Шилов недовольно покрутил головой.
– Значит, для протокола?
– Естественно. В ходе проведения доследственных мероприятий сотрудники уголовного розыска установили, что вы, именно вы (материалы это подтверждают) написали анонимку на Колобова и затем отправили дознавателю. Теперь к вам вопрос: вам действительно что-то известно по факту аварии на путепроводе? Если известно, то что?
Шилов пробурчал:
– Ничего мне не известно. С дуру написал… Идиот, вишь ты…
– Я так вас понял, что вы признаете факт написания и отправки анонимки, но отрицаете, что располагали какой-либо информацией. Тогда другой вопрос: с какой целью, что вы преследовали, зачем вам это понадобилось?
– Озлобился… Перестал себя контролировать.
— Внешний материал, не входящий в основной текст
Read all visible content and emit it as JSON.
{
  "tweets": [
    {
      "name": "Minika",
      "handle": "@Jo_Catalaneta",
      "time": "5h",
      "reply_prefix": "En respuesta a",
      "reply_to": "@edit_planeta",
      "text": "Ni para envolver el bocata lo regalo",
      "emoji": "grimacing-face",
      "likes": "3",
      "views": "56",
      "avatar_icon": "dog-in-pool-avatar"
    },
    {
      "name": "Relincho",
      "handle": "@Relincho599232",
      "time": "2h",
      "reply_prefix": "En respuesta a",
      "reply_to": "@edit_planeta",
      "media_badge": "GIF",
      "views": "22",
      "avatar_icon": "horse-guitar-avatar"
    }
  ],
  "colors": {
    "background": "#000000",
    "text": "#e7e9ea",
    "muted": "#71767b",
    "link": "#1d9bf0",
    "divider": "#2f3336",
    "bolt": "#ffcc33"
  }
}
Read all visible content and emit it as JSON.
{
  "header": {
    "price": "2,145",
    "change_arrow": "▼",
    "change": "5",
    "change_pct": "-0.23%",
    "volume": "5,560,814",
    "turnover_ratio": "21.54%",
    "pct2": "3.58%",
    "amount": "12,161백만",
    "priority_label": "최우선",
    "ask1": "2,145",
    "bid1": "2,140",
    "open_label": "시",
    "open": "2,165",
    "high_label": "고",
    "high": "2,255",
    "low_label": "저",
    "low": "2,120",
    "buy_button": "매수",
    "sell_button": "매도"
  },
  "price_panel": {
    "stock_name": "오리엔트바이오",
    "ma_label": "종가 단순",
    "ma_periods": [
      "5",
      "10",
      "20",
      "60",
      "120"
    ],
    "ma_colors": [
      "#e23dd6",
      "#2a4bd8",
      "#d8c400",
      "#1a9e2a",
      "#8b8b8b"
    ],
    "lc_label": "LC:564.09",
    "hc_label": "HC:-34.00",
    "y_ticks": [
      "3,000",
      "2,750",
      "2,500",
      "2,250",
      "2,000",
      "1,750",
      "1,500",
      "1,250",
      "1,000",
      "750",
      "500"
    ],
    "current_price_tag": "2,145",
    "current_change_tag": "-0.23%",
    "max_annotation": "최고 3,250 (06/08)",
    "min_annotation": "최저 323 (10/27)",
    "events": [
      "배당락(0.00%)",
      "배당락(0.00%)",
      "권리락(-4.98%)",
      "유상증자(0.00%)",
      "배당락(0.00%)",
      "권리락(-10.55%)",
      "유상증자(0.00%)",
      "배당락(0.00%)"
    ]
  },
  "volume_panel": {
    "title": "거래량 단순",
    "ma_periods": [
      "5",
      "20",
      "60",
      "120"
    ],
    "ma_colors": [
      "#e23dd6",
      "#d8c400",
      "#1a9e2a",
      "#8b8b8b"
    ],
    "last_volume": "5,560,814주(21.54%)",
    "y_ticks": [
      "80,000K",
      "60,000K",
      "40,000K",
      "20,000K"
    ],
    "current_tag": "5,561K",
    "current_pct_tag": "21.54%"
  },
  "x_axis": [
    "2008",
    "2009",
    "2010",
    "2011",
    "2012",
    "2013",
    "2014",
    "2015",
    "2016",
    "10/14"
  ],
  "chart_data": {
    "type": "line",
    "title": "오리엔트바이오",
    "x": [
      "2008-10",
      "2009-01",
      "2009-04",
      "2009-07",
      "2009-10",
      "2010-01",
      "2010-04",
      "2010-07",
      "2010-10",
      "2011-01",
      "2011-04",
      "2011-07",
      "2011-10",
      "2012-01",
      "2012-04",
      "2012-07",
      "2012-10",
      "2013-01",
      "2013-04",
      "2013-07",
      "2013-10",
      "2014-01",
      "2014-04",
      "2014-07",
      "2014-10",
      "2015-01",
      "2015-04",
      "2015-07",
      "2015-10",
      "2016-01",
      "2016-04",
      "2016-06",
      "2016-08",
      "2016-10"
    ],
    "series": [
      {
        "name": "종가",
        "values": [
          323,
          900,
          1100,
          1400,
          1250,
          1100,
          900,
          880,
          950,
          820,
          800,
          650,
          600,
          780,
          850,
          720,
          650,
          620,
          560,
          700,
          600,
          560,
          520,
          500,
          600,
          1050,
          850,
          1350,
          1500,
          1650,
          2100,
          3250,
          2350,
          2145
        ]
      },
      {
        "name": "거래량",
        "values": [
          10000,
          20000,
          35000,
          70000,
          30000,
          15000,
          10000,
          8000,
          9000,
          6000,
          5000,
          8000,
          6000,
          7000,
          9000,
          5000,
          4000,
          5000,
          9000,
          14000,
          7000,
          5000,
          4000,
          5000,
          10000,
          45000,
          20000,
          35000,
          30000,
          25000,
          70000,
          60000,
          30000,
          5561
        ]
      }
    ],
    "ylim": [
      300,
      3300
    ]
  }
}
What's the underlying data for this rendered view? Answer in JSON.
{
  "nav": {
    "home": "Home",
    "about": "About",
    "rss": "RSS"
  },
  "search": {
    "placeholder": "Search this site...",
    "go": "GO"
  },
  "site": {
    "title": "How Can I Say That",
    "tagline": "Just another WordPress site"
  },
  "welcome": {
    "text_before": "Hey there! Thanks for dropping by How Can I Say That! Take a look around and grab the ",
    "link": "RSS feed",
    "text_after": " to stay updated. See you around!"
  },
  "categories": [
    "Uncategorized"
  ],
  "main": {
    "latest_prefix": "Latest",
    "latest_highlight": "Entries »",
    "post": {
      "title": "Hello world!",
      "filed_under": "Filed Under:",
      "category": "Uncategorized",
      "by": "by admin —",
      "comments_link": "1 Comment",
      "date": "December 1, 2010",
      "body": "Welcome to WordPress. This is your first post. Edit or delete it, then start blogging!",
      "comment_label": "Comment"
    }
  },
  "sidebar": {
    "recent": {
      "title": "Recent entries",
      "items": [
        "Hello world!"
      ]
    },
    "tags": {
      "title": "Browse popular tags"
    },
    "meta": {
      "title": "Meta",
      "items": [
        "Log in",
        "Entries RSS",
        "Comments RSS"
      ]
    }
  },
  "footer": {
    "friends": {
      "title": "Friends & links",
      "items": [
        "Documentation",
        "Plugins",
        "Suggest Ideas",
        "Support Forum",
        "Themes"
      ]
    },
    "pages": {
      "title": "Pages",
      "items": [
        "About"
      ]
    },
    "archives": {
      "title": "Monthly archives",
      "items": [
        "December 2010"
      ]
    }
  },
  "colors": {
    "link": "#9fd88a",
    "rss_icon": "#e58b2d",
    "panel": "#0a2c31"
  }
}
– Понимаю так, что вами управляла злоба. Еще вопрос: на что или на кого?
Вмешался адвокат:
– Подзащитный, напоминаю, что вы имеете право не отвечать.
Шилов буркнул:
– И не буду!
– Хорошо. Так и запишем: допрашиваемый отказался отвечать на вопрос, воспользовавшись правом, предусмотренным статьей пятьдесят один Конституции РФ. Следующий вопрос: какие у вас были взаимоотношения с Колобовым, с одним из сопредседателем НТПС? – в ответ – молчание. – Будете отвечать?
– Нет, – пробурчал Шилов. – Но у меня есть встречный вопрос: какое отношение имеет Колобов?
– Напоминаю: вопросы здесь задаю я. А вы, гражданин подследственный, либо отвечаете на них, либо нет. Вам ясно? – Шилов ничего не ответил. – Значит, ясно. Переходим к другому вопросу: согласно данным, полученным оперативным путем, у вас произошел инцидент с Колобовым в спортивном клубе тяжелой атлетики. Поясните, что это был за инцидент? И с чем связан? Будете отвечать?
– Повторяю: нет!
– Как вас понимать? Нет, ни с чем не связан? Или нет, не станете отвечать на поставленный вопрос?
– Не буду отвечать на поставленный вопрос.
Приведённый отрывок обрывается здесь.